Trading volumes may be light, but there have been very little blocks of stock for sale in the past two weeks.
Some say it is due to tax purposes (some swing guys sitting on some profits, as opposed to previous years where there might be more tax loss selling), others just note that large vanilla funds need to hold on and do the usual window dressing going into the close, others note that fundamentals have simply changed: the economy doing better, sovereign wealth fears have abated (for now — bond auctions begin anew next year), QE (quantitative easing) continues, and the majority of mutuals have beat their benchmarks this year.
There may be another issue at work: December has been a good month for new highs. "Liquidity is always thinner when a stock is making new highs, because there is no levels established for shorts to lean on," one trader noted to me.
1) Spain successfully sold 3 and 6 month bills, but at much higher yields than a month ago: 1.804 percent for the 3-month vs. 1.743 percent, and 2.597 vs. 2.111 for the 6-month.
2) U.S. banks were trading up fractionally in the pre-open. Again. (See where banks are trading now.) After being pariahs all year, December has turned into one of the best months for banks in a long time: all the big names are up double-digits. They have been advancing despite headlines: WikiLeaks says they have documents harmful to at least one big bank, NJ threatening to block six big banks from foreclosing, rumors of new investigations everywhere. The reason they and other unloved groups keep advancing: traders are betting that as the broad market improves...there will be rotation into the unloved groups.
3) Car-Max rises 3 percent after beating estimates ($0.36 vs. $0.34 consensus). The used car retailer reported a 16 percent rise in same-store used car sales as customer traffic continued to rebound and as average prices rose 2.1 percent. CEO Tom Folliard noted that sales conversion also improved, partly because of "improvements in consumer credit availability."
4) Darden Restaurants falls 3 percent as the restaurant company's Q2 earnings were inline with estimates. While comps were up 2 percent at Olive Garden and up nearly 7 percent at LongHorn Steakhouse, they were down a disappointing 1.6 percent at Red Lobster. The company's earlier earnings growth forecast was reaffirmed, but the company warned that sales would be up just 2 percent this year - at the low end of its previous forecast.

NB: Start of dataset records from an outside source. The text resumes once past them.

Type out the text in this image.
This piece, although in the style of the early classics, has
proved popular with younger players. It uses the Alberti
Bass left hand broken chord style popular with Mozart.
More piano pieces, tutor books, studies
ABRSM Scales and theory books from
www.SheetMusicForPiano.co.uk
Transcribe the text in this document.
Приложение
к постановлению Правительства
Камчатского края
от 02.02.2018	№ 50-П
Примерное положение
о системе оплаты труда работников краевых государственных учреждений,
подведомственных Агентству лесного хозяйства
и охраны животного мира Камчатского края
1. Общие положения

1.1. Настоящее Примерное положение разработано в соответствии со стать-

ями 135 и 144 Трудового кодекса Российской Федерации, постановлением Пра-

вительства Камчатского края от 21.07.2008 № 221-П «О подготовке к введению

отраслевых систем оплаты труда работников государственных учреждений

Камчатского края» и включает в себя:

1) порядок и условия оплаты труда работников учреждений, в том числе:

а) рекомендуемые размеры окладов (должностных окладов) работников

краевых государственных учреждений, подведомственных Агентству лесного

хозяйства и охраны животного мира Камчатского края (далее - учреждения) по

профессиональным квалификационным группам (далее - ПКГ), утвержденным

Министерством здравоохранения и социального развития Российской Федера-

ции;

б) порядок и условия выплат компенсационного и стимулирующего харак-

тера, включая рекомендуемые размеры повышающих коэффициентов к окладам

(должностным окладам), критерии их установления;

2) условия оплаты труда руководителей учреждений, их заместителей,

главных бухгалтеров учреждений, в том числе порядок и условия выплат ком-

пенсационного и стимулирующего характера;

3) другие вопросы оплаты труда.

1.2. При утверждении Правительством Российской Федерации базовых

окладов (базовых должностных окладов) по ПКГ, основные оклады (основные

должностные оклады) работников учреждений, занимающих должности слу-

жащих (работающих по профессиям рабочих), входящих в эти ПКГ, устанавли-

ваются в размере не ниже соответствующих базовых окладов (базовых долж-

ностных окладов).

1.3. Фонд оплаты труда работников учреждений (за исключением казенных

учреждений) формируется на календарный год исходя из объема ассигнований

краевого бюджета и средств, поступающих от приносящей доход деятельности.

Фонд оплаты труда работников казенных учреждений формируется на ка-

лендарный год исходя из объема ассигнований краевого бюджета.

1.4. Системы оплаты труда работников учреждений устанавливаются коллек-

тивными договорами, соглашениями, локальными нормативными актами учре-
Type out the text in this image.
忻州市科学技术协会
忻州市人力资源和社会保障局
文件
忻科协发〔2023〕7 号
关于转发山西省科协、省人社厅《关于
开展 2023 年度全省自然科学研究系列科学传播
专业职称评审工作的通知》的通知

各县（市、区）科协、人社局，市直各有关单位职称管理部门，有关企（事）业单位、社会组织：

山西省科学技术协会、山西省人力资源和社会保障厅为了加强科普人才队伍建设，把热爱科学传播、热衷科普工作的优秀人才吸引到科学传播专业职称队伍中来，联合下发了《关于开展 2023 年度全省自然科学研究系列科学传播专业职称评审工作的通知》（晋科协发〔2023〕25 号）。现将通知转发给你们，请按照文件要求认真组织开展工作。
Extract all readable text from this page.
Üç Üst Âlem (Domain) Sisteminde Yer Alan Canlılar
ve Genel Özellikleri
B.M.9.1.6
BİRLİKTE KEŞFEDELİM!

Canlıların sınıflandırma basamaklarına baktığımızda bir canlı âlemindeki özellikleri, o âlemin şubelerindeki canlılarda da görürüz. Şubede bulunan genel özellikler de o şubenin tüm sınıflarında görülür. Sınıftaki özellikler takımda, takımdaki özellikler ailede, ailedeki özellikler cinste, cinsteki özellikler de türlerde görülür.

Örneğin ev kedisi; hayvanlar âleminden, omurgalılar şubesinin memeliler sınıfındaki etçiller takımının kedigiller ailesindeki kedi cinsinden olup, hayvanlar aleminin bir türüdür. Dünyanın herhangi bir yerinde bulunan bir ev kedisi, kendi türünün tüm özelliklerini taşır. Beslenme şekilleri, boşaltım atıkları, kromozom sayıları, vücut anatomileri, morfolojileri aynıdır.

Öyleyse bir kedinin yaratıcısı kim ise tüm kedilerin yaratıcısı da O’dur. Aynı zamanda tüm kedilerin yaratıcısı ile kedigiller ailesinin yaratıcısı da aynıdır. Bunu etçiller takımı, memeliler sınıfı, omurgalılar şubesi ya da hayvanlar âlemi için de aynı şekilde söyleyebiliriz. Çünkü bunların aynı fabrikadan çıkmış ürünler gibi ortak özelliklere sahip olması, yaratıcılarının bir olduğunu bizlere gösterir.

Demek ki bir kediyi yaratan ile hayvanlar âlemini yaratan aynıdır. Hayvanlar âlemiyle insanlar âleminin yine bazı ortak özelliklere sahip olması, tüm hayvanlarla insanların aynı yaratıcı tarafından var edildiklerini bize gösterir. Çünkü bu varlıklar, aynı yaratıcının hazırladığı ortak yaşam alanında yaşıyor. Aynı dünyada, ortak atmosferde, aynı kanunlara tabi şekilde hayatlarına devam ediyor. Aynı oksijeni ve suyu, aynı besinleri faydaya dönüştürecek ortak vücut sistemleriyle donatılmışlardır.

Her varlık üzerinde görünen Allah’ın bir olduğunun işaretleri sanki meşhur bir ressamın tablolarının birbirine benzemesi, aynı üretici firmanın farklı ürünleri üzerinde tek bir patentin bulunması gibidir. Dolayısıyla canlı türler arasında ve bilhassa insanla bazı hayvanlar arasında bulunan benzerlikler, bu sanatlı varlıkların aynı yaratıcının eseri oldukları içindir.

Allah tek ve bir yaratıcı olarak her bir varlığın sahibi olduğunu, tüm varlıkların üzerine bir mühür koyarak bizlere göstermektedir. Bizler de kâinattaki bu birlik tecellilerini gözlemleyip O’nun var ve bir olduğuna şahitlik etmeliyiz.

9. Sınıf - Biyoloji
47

5) ConAgra Foods reported Q2 earnings inline with Wall Street estimates. However, that match follows the foodmaker's warning a couple weeks ago. Although sales rose slightly more than analysts' expectations, the quarter was challenging for the company. ConAgra saw weaker response to promotions and higher-than-expected cost inflation. Price increase are expected to help in the second half of the year, and the despite the company's disappointing first half results, the firm reaffirms its full-year earnings outlook.